Residents Allowed to Return After 80 Homes Saved From Idaho Fires

An evacuation order for homes near the Blackerby fire in northcentral Idaho has been lifted after crews got the upper hand on the 4,950-acre blaze that once threatened 80 residences.


BOISE, Idaho (AP) -- An evacuation order for homes near the Blackerby fire in northcentral Idaho has been lifted after crews got the upper hand on the 4,950-acre blaze that once threatened 80 residences.

''We're into a mop-up stage right now and using infrared equipment to locate any hot spots remaining,'' said Mary Fritz of the incident command team fighting the fire that began Aug. 9 southeast of Grangeville.

''Folks are feeling pretty confident now,'' she said Thursday.

No homes were lost.

About 660 firefighters were still on the scene, some crossing the South Fork of the Clearwater River in boats to complete the control line. The estimated cost of the suppression was $3.4 million.

Statewide, there were 10 fires of more than 100 acres burning Thursday, totaling more than 32,000 acres.

The Granite Complex burning on the Idaho side of Hells Canyon made up half the statewide acreage total after down-canyon winds helped spread the fire northward. Because the fire is still within federal wilderness area boundaries, it's being allowed to burn with limited suppression consisting of aerial water drops.

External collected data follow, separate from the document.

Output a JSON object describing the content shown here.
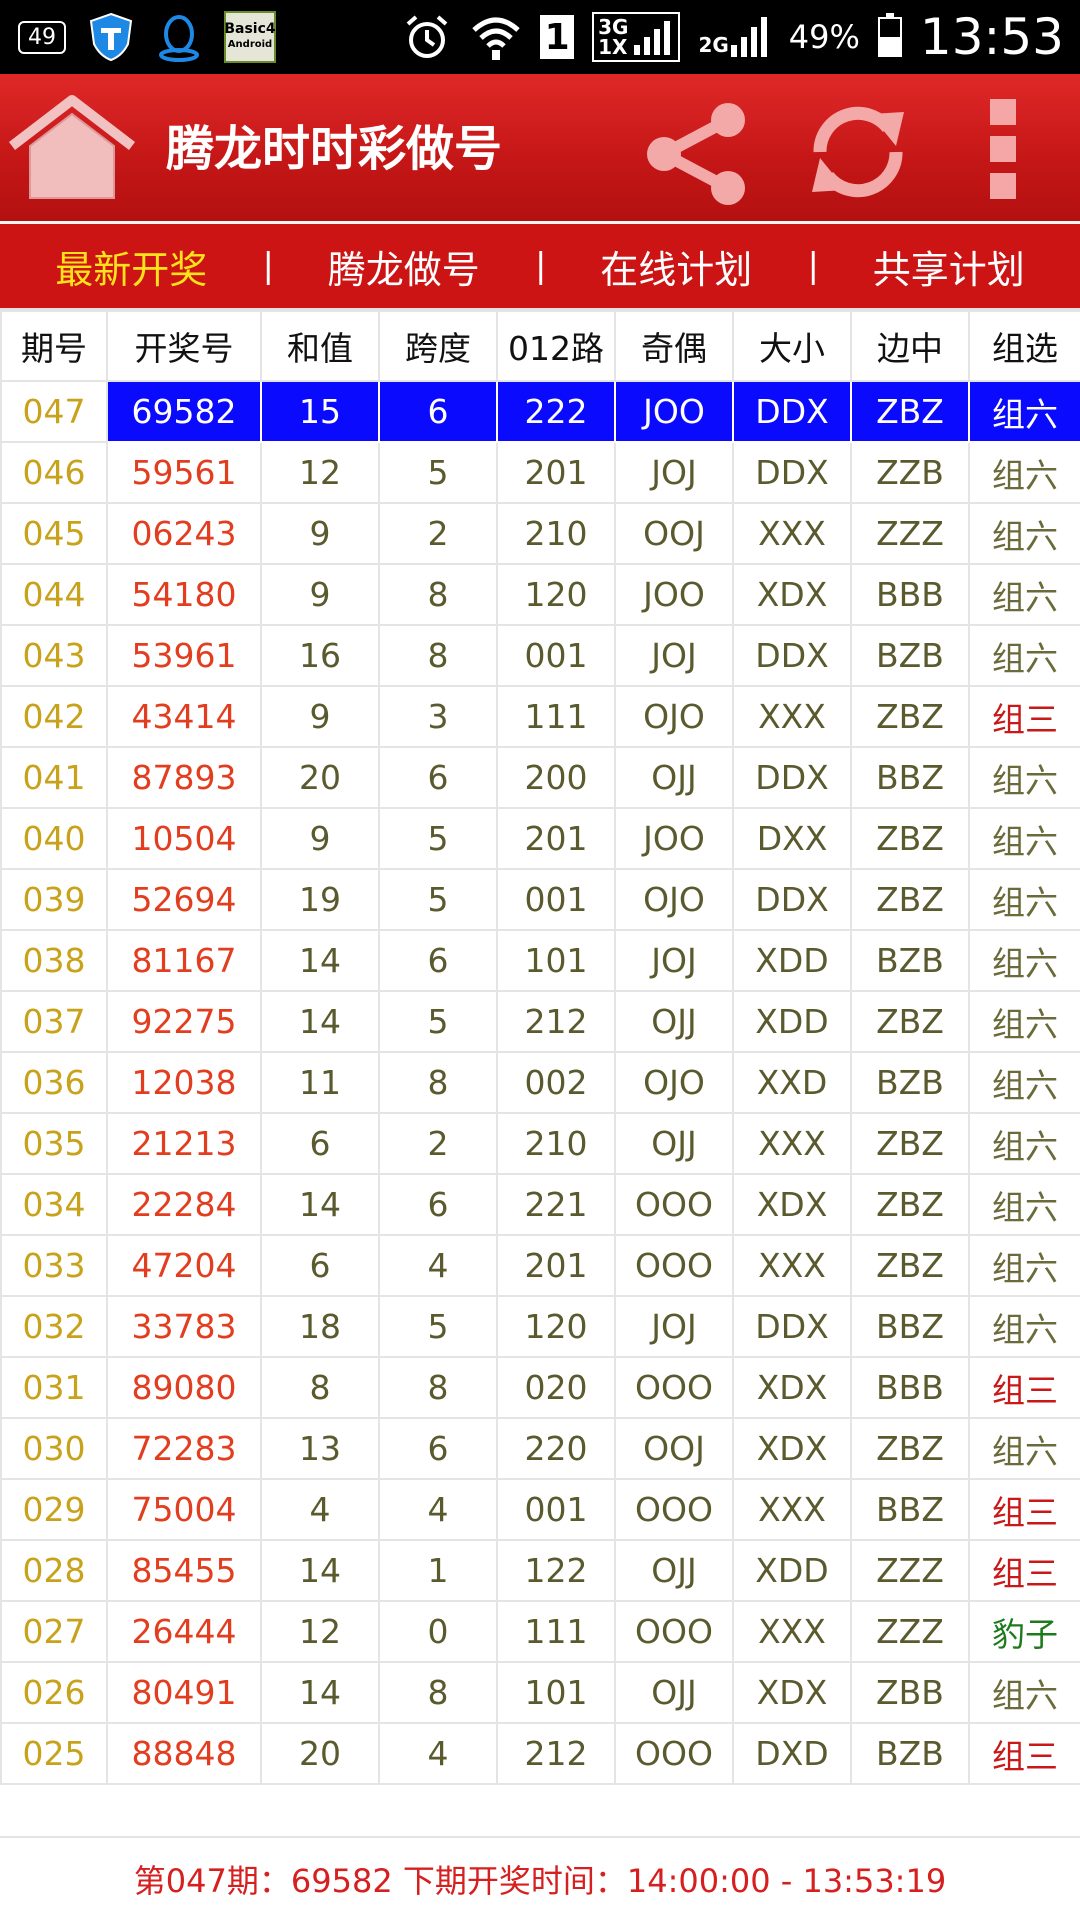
{
  "status_bar": {
    "notification_count": "49",
    "b4a_line1": "Basic4",
    "b4a_line2": "Android",
    "sim_slot": "1",
    "net_3g": "3G",
    "net_1x": "1X",
    "net_2g": "2G",
    "battery_pct": "49%",
    "battery_level": 0.49,
    "time": "13:53"
  },
  "app_bar": {
    "title": "腾龙时时彩做号",
    "icons": [
      "home-icon",
      "share-icon",
      "refresh-icon",
      "more-vert-icon"
    ]
  },
  "tabs": [
    {
      "label": "最新开奖",
      "active": true
    },
    {
      "label": "腾龙做号",
      "active": false
    },
    {
      "label": "在线计划",
      "active": false
    },
    {
      "label": "共享计划",
      "active": false
    }
  ],
  "tab_separator": "|",
  "table": {
    "headers": [
      "期号",
      "开奖号",
      "和值",
      "跨度",
      "012路",
      "奇偶",
      "大小",
      "边中",
      "组选"
    ],
    "rows": [
      [
        "047",
        "69582",
        "15",
        "6",
        "222",
        "JOO",
        "DDX",
        "ZBZ",
        "组六"
      ],
      [
        "046",
        "59561",
        "12",
        "5",
        "201",
        "JOJ",
        "DDX",
        "ZZB",
        "组六"
      ],
      [
        "045",
        "06243",
        "9",
        "2",
        "210",
        "OOJ",
        "XXX",
        "ZZZ",
        "组六"
      ],
      [
        "044",
        "54180",
        "9",
        "8",
        "120",
        "JOO",
        "XDX",
        "BBB",
        "组六"
      ],
      [
        "043",
        "53961",
        "16",
        "8",
        "001",
        "JOJ",
        "DDX",
        "BZB",
        "组六"
      ],
      [
        "042",
        "43414",
        "9",
        "3",
        "111",
        "OJO",
        "XXX",
        "ZBZ",
        "组三"
      ],
      [
        "041",
        "87893",
        "20",
        "6",
        "200",
        "OJJ",
        "DDX",
        "BBZ",
        "组六"
      ],
      [
        "040",
        "10504",
        "9",
        "5",
        "201",
        "JOO",
        "DXX",
        "ZBZ",
        "组六"
      ],
      [
        "039",
        "52694",
        "19",
        "5",
        "001",
        "OJO",
        "DDX",
        "ZBZ",
        "组六"
      ],
      [
        "038",
        "81167",
        "14",
        "6",
        "101",
        "JOJ",
        "XDD",
        "BZB",
        "组六"
      ],
      [
        "037",
        "92275",
        "14",
        "5",
        "212",
        "OJJ",
        "XDD",
        "ZBZ",
        "组六"
      ],
      [
        "036",
        "12038",
        "11",
        "8",
        "002",
        "OJO",
        "XXD",
        "BZB",
        "组六"
      ],
      [
        "035",
        "21213",
        "6",
        "2",
        "210",
        "OJJ",
        "XXX",
        "ZBZ",
        "组六"
      ],
      [
        "034",
        "22284",
        "14",
        "6",
        "221",
        "OOO",
        "XDX",
        "ZBZ",
        "组六"
      ],
      [
        "033",
        "47204",
        "6",
        "4",
        "201",
        "OOO",
        "XXX",
        "ZBZ",
        "组六"
      ],
      [
        "032",
        "33783",
        "18",
        "5",
        "120",
        "JOJ",
        "DDX",
        "BBZ",
        "组六"
      ],
      [
        "031",
        "89080",
        "8",
        "8",
        "020",
        "OOO",
        "XDX",
        "BBB",
        "组三"
      ],
      [
        "030",
        "72283",
        "13",
        "6",
        "220",
        "OOJ",
        "XDX",
        "ZBZ",
        "组六"
      ],
      [
        "029",
        "75004",
        "4",
        "4",
        "001",
        "OOO",
        "XXX",
        "BBZ",
        "组三"
      ],
      [
        "028",
        "85455",
        "14",
        "1",
        "122",
        "OJJ",
        "XDD",
        "ZZZ",
        "组三"
      ],
      [
        "027",
        "26444",
        "12",
        "0",
        "111",
        "OOO",
        "XXX",
        "ZZZ",
        "豹子"
      ],
      [
        "026",
        "80491",
        "14",
        "8",
        "101",
        "OJJ",
        "XDX",
        "ZBB",
        "组六"
      ],
      [
        "025",
        "88848",
        "20",
        "4",
        "212",
        "OOO",
        "DXD",
        "BZB",
        "组三"
      ]
    ],
    "selected_row": 0
  },
  "footer": {
    "text": "第047期：69582  下期开奖时间：14:00:00 - 13:53:19"
  }
}
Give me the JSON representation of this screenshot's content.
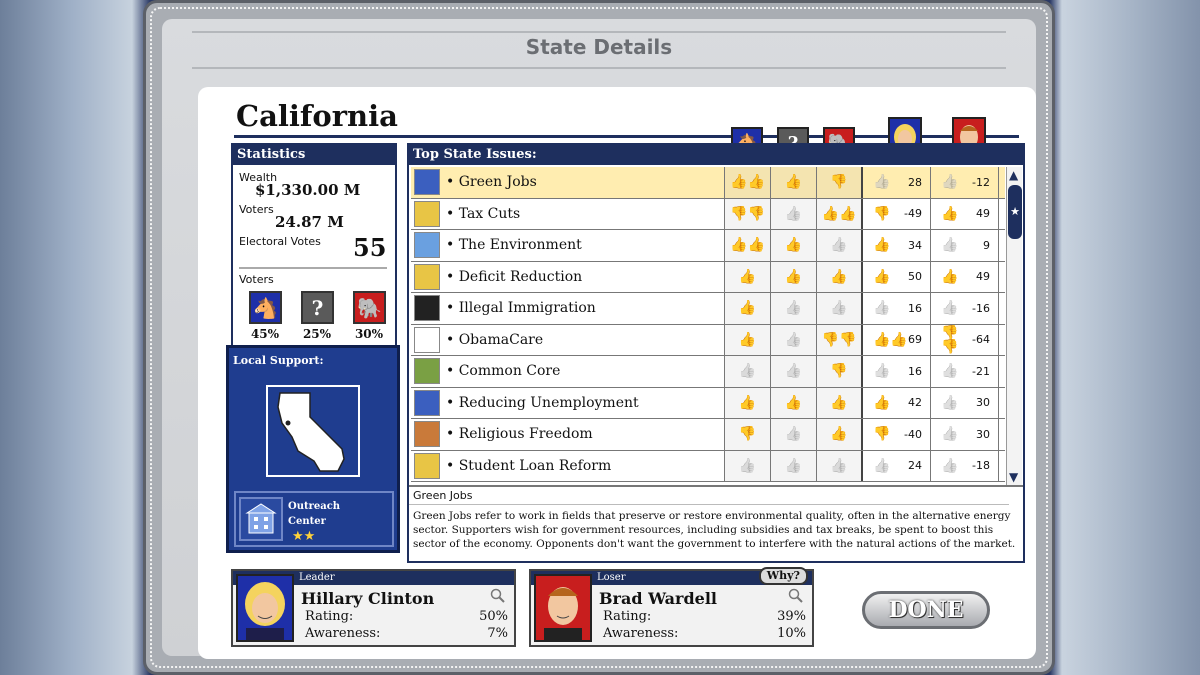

But fire managers were poised to step up their attack if the flames cross the wilderness area boundary into the Hells Canyon National Recreation Area.

''We don't want to see it go north of Sheep Creek because that's where the wilderness area stops,'' said Jack Horner of the Riggins incident command station that is monitoring the fire. ''In the fire management plan, we have the option of managing wildland fire use in wilderness but not in the recreation area, so that's why we are looking at trying to keep it from spreading much farther north.''

The flames reached the unstaffed Dry Diggins fire lookout but the concrete-block tower was not damaged.

Fires totaling 2,725 acres were being allowed to burn in the Frank Church-River of No Return Wilderness area northeast of McCall. The Arctic Point and Blackie Foster cabins on the Salmon River were wrapped with fire retardant covering.

The spread of the Long Ruggles fire 22 miles southwest of Craigmont was slowed by rain and lower temperatures. It was last estimated at 4,700 acres. About 450 firefighters were beginning to mop up the Cadagan Complex 14 miles west of North Fork in the Salmon-Challis National Forest after containing the burn to approximately 2,600 acres.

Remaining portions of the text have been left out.